プレー面では、主戦場のボランチに加え、サイドハーフを経験したことが大きかったと言う。

「点を取らなければいけないポジションなので、正直言えばそれまで薄かった縦の意識、ゴールへの意識を強く持つようになりました。自分が使われる立場になったので、そちら側の動き方や考え方を理解できたのは大きかったです」

大宮が提携する東洋大在学というメリットも生かし、大宮の練習やトレーニングマッチに参加するたびに、通用する点や課題となる点を洗い出し、見つめ直していった。

そうしてつかんだトップチームへの道。だが、そこからプロデビューの日はわずか2週間足らずで訪れた。

2022明治安田J224節・いわてグルージャ盛岡戦。高柳は試合メンバーとしてチームに帯同。ベンチに入り、後半17分に途中出場を果たす。交代直後は滑りやすいピッチに苦しんだが、それも徐々に順応。右サイドハーフからパスを出し、仕掛け、シュートを放っていった。プロデビュー戦としては及第点を与えられるものとも思えたが、チームの敗戦とも相まって自己評価は少々辛口だ。

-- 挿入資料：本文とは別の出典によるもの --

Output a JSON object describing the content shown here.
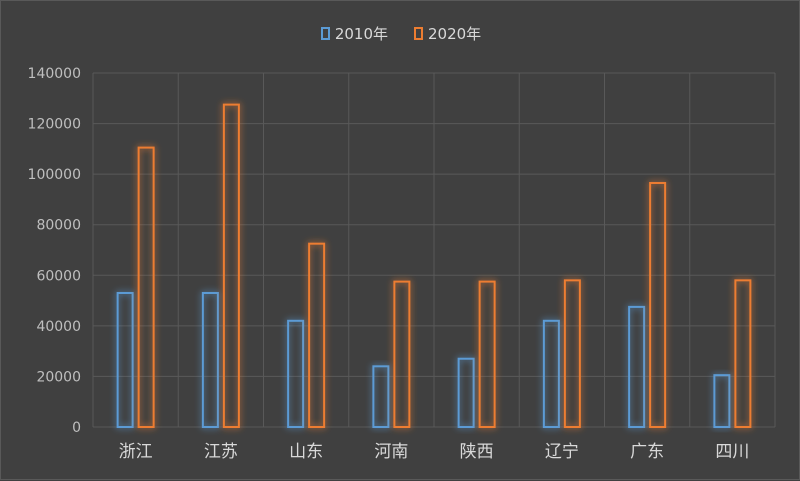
{
  "chart_data": {
    "type": "bar",
    "categories": [
      "浙江",
      "江苏",
      "山东",
      "河南",
      "陕西",
      "辽宁",
      "广东",
      "四川"
    ],
    "series": [
      {
        "name": "2010年",
        "color": "#5b9bd5",
        "values": [
          53000,
          53000,
          42000,
          24000,
          27000,
          42000,
          47500,
          20500
        ]
      },
      {
        "name": "2020年",
        "color": "#ed7d31",
        "values": [
          110500,
          127500,
          72500,
          57500,
          57500,
          58000,
          96500,
          58000
        ]
      }
    ],
    "ylim": [
      0,
      140000
    ],
    "yticks": [
      "0",
      "20000",
      "40000",
      "60000",
      "80000",
      "100000",
      "120000",
      "140000"
    ],
    "grid": true,
    "legend_position": "top-center"
  }
}
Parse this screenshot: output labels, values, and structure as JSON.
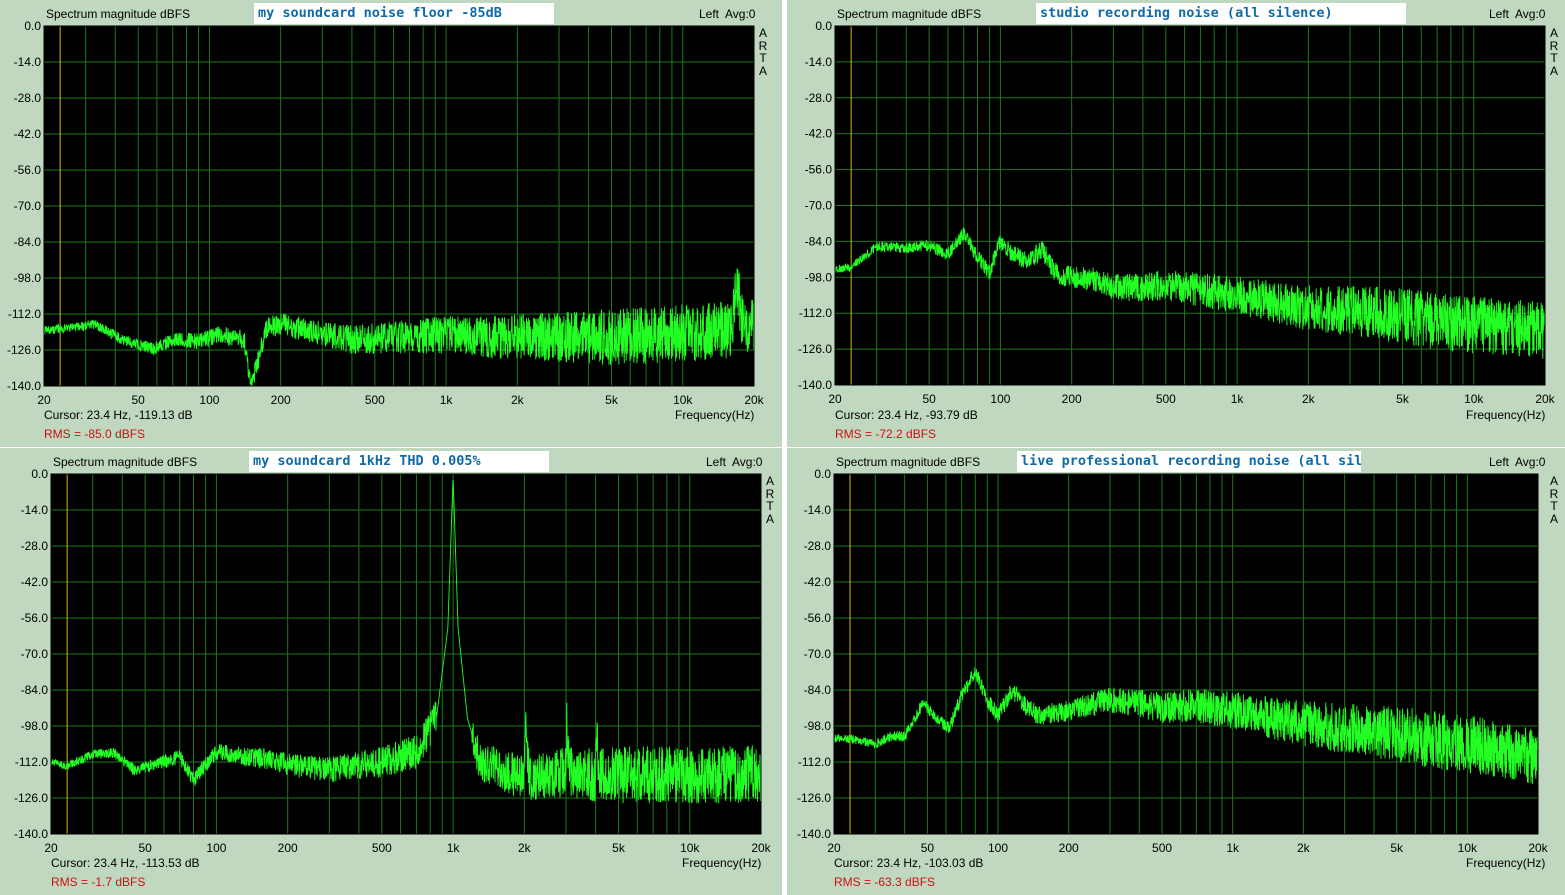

「自分の持ち味であるボールコントロールで(相手DF)1枚はがしたり、ゴール前まで持っていくシーンは何回か作れたとは思いますが、その後に相手の背後を狙うパスを出すとか、もう一つ自分でしかけてゴール前まで飛び込むとか、そうしたプレーができたわけではないので、これで満足してはだめだと思います」

大学のスケジュールもあるなか、今年のトップチームでの試合出場の可能性は不透明だが、それでも期待は尽きない。現在着けている背番号32は、ユースで最初に背負い、NACK5スタジアム大宮で1年生ながら高円宮杯プレミアリーグに初めて先発出場したときの、思い入れのある番号でもある。32番のホーム再デビューが待ち遠しい。